São Paulo ganhou hoje (2) mais duas faixas exclusivas para ônibus que contemplam 12 vias da cidade. A medida faz parte do programa "Dá licença para o ônibus", do governo municipal, cujo objetivo é priorizar o transporte público coletivo em detrimento do privado individual, reduzindo o tempo de viagem dos passageiros e melhorando a qualidade do serviço. Até o fim do ano, a prefeitura quer implantar 220 km dessas vias - desse total, 146 km já foram concluídos.

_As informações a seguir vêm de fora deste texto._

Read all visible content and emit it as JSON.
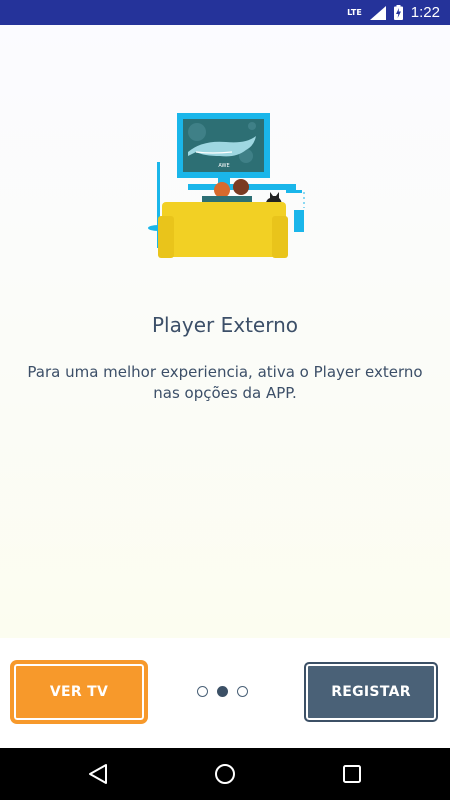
{
  "status_bar": {
    "network_label": "LTE",
    "time": "1:22",
    "icons": [
      "signal-icon",
      "battery-charging-icon"
    ]
  },
  "slide": {
    "title": "Player Externo",
    "description": "Para uma melhor experiencia, ativa o Player externo nas opções da APP.",
    "tv_screen_text": "AWE",
    "illustration": "couch-tv-illustration"
  },
  "actions": {
    "left_button": "VER TV",
    "right_button": "REGISTAR"
  },
  "pager": {
    "total": 3,
    "current": 2
  },
  "navigation": {
    "icons": [
      "back-icon",
      "home-icon",
      "recents-icon"
    ]
  },
  "colors": {
    "status_bar": "#25339a",
    "accent_orange": "#f7992b",
    "dark_slate": "#4a6177",
    "text": "#3c4f68",
    "tv_cyan": "#1ab6ea",
    "couch_yellow": "#f2d024"
  }
}
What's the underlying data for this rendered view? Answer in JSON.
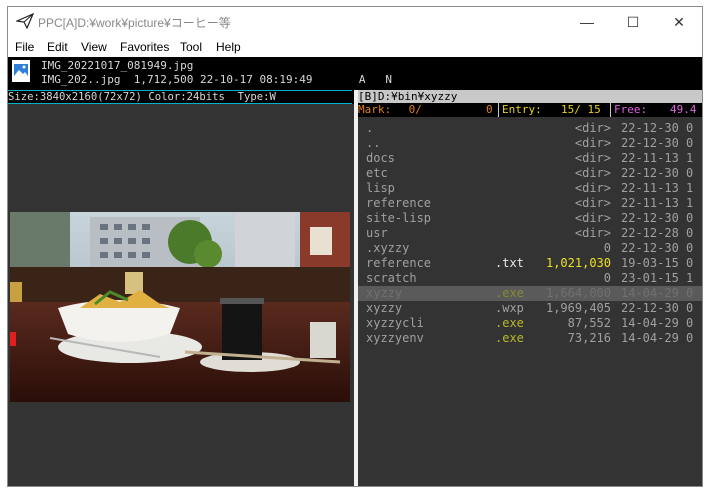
{
  "window": {
    "title": "PPC[A]D:¥work¥picture¥コーヒー等",
    "minimize_glyph": "—",
    "maximize_glyph": "☐",
    "close_glyph": "✕"
  },
  "menu": [
    "File",
    "Edit",
    "View",
    "Favorites",
    "Tool",
    "Help"
  ],
  "info": {
    "line1": "IMG_20221017_081949.jpg",
    "line2": "IMG_202..jpg  1,712,500 22-10-17 08:19:49       A   N"
  },
  "viewer": {
    "size_line": "Size:3840x2160(72x72) Color:24bits  Type:W"
  },
  "filelist": {
    "path": "[B]D:¥bin¥xyzzy",
    "mark_label": "Mark:",
    "mark_value": " 0/",
    "mark_size": "0",
    "entry_label": "Entry:",
    "entry_value": "15/ 15",
    "free_label": "Free:",
    "free_value": "49.4",
    "entries": [
      {
        "name": ".",
        "ext": "",
        "size": "<dir>",
        "date": "22-12-30 0",
        "color": "#a0a0a0",
        "extcolor": "#a0a0a0",
        "sizecolor": "#a0a0a0"
      },
      {
        "name": "..",
        "ext": "",
        "size": "<dir>",
        "date": "22-12-30 0",
        "color": "#a0a0a0",
        "extcolor": "#a0a0a0",
        "sizecolor": "#a0a0a0"
      },
      {
        "name": "docs",
        "ext": "",
        "size": "<dir>",
        "date": "22-11-13 1",
        "color": "#a0a0a0",
        "extcolor": "#a0a0a0",
        "sizecolor": "#a0a0a0"
      },
      {
        "name": "etc",
        "ext": "",
        "size": "<dir>",
        "date": "22-12-30 0",
        "color": "#a0a0a0",
        "extcolor": "#a0a0a0",
        "sizecolor": "#a0a0a0"
      },
      {
        "name": "lisp",
        "ext": "",
        "size": "<dir>",
        "date": "22-11-13 1",
        "color": "#a0a0a0",
        "extcolor": "#a0a0a0",
        "sizecolor": "#a0a0a0"
      },
      {
        "name": "reference",
        "ext": "",
        "size": "<dir>",
        "date": "22-11-13 1",
        "color": "#a0a0a0",
        "extcolor": "#a0a0a0",
        "sizecolor": "#a0a0a0"
      },
      {
        "name": "site-lisp",
        "ext": "",
        "size": "<dir>",
        "date": "22-12-30 0",
        "color": "#a0a0a0",
        "extcolor": "#a0a0a0",
        "sizecolor": "#a0a0a0"
      },
      {
        "name": "usr",
        "ext": "",
        "size": "<dir>",
        "date": "22-12-28 0",
        "color": "#a0a0a0",
        "extcolor": "#a0a0a0",
        "sizecolor": "#a0a0a0"
      },
      {
        "name": ".xyzzy",
        "ext": "",
        "size": "0",
        "date": "22-12-30 0",
        "color": "#a0a0a0",
        "extcolor": "#a0a0a0",
        "sizecolor": "#a0a0a0"
      },
      {
        "name": "reference",
        "ext": ".txt",
        "size": "1,021,030",
        "date": "19-03-15 0",
        "color": "#a0a0a0",
        "extcolor": "#e8e8e8",
        "sizecolor": "#f0e020"
      },
      {
        "name": "scratch",
        "ext": "",
        "size": "0",
        "date": "23-01-15 1",
        "color": "#a0a0a0",
        "extcolor": "#a0a0a0",
        "sizecolor": "#a0a0a0"
      },
      {
        "name": "xyzzy",
        "ext": ".exe",
        "size": "1,664,000",
        "date": "14-04-29 0",
        "color": "#707070",
        "extcolor": "#8a8a30",
        "sizecolor": "#707070",
        "cursor": true
      },
      {
        "name": "xyzzy",
        "ext": ".wxp",
        "size": "1,969,405",
        "date": "22-12-30 0",
        "color": "#a0a0a0",
        "extcolor": "#a0a0a0",
        "sizecolor": "#a0a0a0"
      },
      {
        "name": "xyzzycli",
        "ext": ".exe",
        "size": "87,552",
        "date": "14-04-29 0",
        "color": "#a0a0a0",
        "extcolor": "#b8b828",
        "sizecolor": "#a0a0a0"
      },
      {
        "name": "xyzzyenv",
        "ext": ".exe",
        "size": "73,216",
        "date": "14-04-29 0",
        "color": "#a0a0a0",
        "extcolor": "#b8b828",
        "sizecolor": "#a0a0a0"
      }
    ]
  },
  "colors": {
    "accent_cyan": "#00b0c8",
    "stat_orange": "#e08010",
    "stat_yellow": "#f0e020",
    "free_magenta": "#e060e0"
  }
}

As faixas exclusivas de ônibus são apenas parte da solução para o problema da imobilidade urbana, assim como a bicicleta também é, o metrô, a melhoria das calçadas, etc. E sendo uma parte, não pode ser ignorada ou criticada simplesmente porque não é o todo, a solução definitiva para o problema da imobilidade. Esse todo é (será) resultado da integração de muitas partes, com planejamento e visão de longo prazo.

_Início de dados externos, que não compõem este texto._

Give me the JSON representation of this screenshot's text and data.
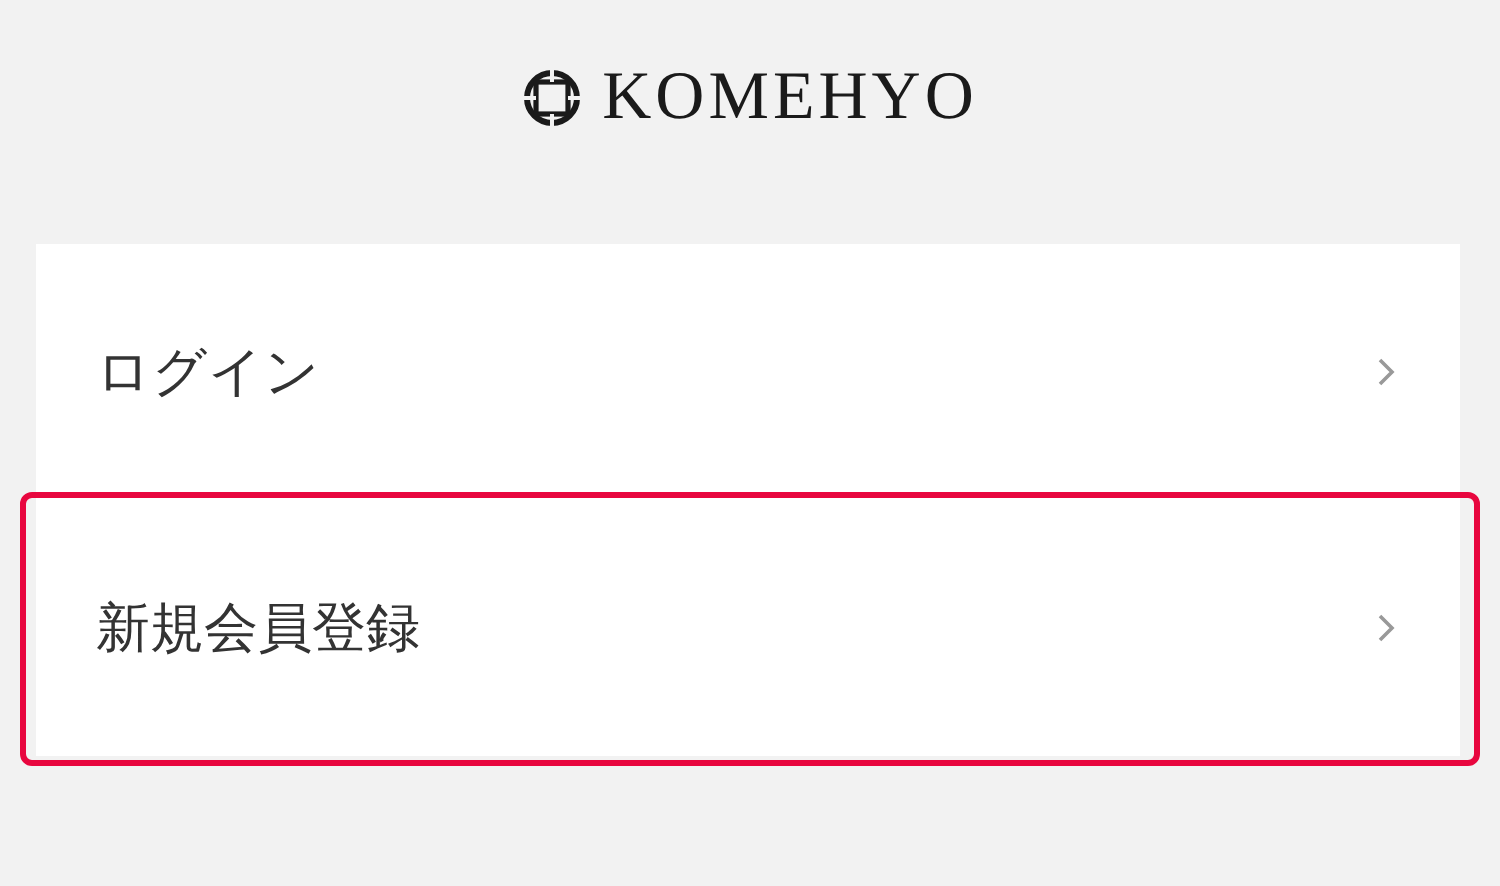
{
  "logo": {
    "text": "KOMEHYO"
  },
  "menu": [
    {
      "label": "ログイン",
      "highlighted": false
    },
    {
      "label": "新規会員登録",
      "highlighted": true
    }
  ]
}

Por mais óbvio que seja este raciocínio, é curioso como ele ainda não é suficiente para convencer muitos motoristas de que priorizar o transporte público coletivo, ainda que não resolva todos os problemas de imobilidade da cidade, é algo bom para todo mundo, inclusive para ele, motorista parado no trânsito, sozinho em seu carro, maldizendo a faixa exclusiva enquanto os coletivos passam por ela sem serem atingidos pelo engarrafamento.
Se fizesse uma conta matemática simples, o motorista ressentido deixaria de reclamar e passaria a agradecer - se não por gosto, pelo menos por honestidade intelectual - quem teve a ideia de implementar a faixa exclusiva e quem usa o transporte coletivo para se deslocar. Se cada ônibus transporta uma média de 60 passageiros, que pior não seria a vida de quem está com o carro parado, por exemplo, no engarrafamento da av. 23 de Maio, se os 60 passageiros de um único ônibus também tivessem tido a ideia (ou a chance) de fazer aquele trajeto cada qual em seu próprio automóvel.
Que caos maior não seria a cidade se os 84 mil passageiros que circulam todos os dias em coletivos pela faixa exclusiva das ruas João Rudge e Zanzibar, na Casa Verde, resolvessem sair de casa de carro. Ou se os 131 mil passageiros que passam por dia útil pela av. Água Fria, na zona norte, tivessem a mesma ideia - isso só para citar duas faixas exclusivas recém-instaladas em São Paulo.
E que inferno não teria sido a sua vida e a minha se cada um dos 232 milhões de passageiros transportados em ônibus coletivos durante o mês de julho tivessem resolvido se deslocar pela cidade de carro, cada qual em um.
Bode na sala*
As queixas que tenho ouvido de motoristas contra as faixas exclusivas para ônibus dão conta de que elas são o "bode na sala" para quem se desloca majoritariamente de carro. Em resumo, alguns motoristas dizem que não há trânsito tão ruim que não possa piorar.
De fato, não há. Mas a causa da piora não são as faixas exclusivas de ônibus, e sim o próprio uso irracional do carro, incentivado pelas décadas de investimento massivo em estrutura viária que prioriza o transporte motorizado individual. E nem precisamos ir longe na explicação para provar esse ponto. Basta ir pra rua de carro e perder uma média de duas horas de vida todos os dias sem sair do lugar, preso dentro de uma lata, respirando monóxido de carbono e sentindo crescer no corpo os níveis de estresse.
A faixa exclusiva de ônibus, assim como qualquer outra intervenção viária que não foque no uso prioritário do transporte motorizado individual para melhorar a mobilidade, não é um mal necessário, mas parte da solução para o problema.
Na vida em sociedade, não há decisão pessoal que passe indiferente à vida coletiva, tanto mais quando o assunto é o problema da imobilidade urbana. Nesse caso, seja como pedestres, ciclistas, motoristas ou passageiros de coletivo, podemos sempre escolher um desses dois papéis: o papel de parte da solução ou o de bode na sala de alguém.